Passive continued to dominate advisor inflows last year, but active isn't down for the count just yet.
| Frank Polefrone Access Data SVP of Product Development | |
Retail advisors (including discount brokerages and FAs affiliated with wirehouses, independent broker-dealers, and RIAs) net new passive assets rose 24.3 percent to $402.6 billion in 2016, per data from the Q4/year-end 2016
Fund Distribution Intelligence report just issued by
Broadridge's Access Data unit. Yet retail FAs' net new active assets rose 2.1 percent to $88.9 billion. So nearly 82 percent of retail FAs' net new assets were in passive products, with the remaining 18 percent in active.
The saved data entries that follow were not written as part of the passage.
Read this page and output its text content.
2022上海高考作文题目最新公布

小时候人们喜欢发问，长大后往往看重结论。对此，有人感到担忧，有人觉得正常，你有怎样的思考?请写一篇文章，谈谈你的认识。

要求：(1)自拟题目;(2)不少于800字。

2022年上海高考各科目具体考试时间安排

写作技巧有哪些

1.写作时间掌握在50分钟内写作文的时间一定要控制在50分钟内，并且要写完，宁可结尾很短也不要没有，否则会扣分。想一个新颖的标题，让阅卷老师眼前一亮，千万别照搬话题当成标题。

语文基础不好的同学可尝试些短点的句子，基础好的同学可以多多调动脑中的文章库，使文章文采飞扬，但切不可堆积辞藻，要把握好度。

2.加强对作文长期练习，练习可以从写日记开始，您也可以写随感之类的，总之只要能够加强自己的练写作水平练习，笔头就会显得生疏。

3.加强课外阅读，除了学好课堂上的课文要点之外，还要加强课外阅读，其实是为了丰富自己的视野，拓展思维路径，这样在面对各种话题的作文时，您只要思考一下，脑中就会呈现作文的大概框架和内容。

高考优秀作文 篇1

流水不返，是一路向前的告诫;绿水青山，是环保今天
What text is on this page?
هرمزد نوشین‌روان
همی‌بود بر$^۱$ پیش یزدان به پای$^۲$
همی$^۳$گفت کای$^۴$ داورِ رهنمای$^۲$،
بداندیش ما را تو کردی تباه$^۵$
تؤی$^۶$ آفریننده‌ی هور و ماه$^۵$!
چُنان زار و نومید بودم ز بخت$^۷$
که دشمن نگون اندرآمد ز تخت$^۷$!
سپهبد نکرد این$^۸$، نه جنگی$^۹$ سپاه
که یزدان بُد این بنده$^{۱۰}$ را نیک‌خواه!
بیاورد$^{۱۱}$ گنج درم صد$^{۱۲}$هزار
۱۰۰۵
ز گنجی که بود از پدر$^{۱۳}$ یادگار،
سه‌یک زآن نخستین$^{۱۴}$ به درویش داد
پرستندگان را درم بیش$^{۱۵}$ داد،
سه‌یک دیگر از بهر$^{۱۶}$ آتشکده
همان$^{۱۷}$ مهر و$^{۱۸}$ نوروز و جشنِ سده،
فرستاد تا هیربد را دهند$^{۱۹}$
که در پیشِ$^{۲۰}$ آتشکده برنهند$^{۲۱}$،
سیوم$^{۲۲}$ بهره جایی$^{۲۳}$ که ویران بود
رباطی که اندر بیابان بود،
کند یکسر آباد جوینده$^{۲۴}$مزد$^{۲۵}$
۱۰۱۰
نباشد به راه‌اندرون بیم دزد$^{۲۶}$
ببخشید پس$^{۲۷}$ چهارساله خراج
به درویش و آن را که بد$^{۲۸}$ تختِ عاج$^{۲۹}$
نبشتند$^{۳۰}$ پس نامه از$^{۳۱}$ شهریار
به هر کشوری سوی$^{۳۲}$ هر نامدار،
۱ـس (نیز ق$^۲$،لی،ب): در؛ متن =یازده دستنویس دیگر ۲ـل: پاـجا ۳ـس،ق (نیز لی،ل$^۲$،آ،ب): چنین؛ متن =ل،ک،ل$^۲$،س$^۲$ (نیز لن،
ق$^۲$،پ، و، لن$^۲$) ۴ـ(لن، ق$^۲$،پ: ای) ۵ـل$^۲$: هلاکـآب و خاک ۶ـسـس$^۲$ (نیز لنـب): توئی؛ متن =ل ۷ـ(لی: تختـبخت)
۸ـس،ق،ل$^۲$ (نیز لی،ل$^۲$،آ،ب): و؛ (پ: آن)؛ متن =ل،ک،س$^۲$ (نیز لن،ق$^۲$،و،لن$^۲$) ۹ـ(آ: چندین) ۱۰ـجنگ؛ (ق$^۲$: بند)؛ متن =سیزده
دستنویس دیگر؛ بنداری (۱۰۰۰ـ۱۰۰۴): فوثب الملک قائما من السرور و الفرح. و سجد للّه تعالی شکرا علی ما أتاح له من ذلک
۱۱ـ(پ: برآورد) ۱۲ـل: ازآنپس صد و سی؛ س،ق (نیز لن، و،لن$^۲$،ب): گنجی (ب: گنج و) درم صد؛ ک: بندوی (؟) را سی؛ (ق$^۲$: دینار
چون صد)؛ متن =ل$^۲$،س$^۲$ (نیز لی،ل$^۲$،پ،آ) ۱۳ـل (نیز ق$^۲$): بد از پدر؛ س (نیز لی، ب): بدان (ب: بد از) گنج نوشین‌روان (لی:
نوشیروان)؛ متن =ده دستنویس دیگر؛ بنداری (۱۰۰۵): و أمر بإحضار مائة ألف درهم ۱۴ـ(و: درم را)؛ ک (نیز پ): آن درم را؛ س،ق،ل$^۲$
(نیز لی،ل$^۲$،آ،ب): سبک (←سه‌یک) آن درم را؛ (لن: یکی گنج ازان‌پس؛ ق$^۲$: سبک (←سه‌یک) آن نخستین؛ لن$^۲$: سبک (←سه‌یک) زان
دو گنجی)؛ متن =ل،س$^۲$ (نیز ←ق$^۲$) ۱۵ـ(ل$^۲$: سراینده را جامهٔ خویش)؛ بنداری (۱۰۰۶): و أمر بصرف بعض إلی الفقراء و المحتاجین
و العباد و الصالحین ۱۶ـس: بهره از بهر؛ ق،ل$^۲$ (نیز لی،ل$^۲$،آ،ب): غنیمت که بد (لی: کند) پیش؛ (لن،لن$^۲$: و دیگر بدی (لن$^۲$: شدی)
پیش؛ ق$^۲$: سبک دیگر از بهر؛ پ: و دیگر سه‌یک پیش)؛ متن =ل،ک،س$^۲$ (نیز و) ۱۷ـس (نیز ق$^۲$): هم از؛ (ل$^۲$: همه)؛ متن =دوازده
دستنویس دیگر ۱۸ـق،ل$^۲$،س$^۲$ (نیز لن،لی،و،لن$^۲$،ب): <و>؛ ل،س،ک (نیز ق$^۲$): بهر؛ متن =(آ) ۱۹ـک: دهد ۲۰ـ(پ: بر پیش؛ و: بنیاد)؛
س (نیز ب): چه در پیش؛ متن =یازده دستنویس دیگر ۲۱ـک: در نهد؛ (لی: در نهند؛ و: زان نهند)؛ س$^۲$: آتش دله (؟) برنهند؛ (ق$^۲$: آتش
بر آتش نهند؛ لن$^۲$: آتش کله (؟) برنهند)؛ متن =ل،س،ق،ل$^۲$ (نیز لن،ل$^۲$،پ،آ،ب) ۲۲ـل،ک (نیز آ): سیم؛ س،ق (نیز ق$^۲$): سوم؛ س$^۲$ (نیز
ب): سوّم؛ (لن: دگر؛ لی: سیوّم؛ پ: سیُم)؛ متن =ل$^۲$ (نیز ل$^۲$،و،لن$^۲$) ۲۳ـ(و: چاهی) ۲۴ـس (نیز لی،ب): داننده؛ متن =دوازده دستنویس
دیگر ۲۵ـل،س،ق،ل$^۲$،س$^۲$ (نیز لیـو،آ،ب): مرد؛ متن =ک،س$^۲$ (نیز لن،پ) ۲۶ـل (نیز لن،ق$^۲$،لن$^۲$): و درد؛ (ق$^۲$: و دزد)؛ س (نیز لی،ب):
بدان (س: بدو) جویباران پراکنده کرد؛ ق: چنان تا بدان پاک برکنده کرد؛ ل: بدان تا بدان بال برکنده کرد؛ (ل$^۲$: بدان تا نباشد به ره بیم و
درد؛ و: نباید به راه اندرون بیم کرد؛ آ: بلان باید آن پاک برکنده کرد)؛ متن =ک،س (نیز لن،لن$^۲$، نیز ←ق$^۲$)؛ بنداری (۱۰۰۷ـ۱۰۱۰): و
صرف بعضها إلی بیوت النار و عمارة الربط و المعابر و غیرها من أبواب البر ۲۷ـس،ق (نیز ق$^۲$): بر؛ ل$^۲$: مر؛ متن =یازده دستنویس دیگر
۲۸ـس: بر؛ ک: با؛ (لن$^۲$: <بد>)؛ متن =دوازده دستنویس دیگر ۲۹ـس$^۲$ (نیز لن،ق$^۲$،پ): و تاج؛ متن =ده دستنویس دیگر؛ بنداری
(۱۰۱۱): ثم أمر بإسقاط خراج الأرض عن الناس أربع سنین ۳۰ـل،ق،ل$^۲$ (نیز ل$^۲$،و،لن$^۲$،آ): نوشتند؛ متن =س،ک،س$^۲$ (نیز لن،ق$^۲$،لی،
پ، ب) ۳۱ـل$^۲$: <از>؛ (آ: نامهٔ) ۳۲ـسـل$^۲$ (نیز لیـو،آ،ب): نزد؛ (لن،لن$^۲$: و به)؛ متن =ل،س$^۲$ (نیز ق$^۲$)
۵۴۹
Institutional intermediaries (banks, private banks, and trust departments) were even more skewed to passive in 2016, but they still had net new active assets, too. Access Data estimates that institutional intermediaries put $208.1 billion (a 15.1-percent increase) in net new passive assets last year, compared to $24.3 billion (up 1.3 percent) in active.
"The move to lower fee products by fee based advisors and banks continues to drive the growth of passive products," states
Frank Polefrone, senior vice president of data and analytics at Broadridge. "The shift is impacting both distributors and fund manufacturers, resulting in changes to distributor's product menus, development of new 'clean share classes' by active fund managers, and a broader use of ETFs for advisor managed portfolios."
"Fund firms with a wide selection of both active and passive products will continue to have success," Polefrone adds. "Active managers with unique products will also stand out and continue attracting assets."
All told, the Access Data folks estimate, intermediaries now have 36.3 percent of their assets in passive products, up from 32.6 percent at the end of 2015.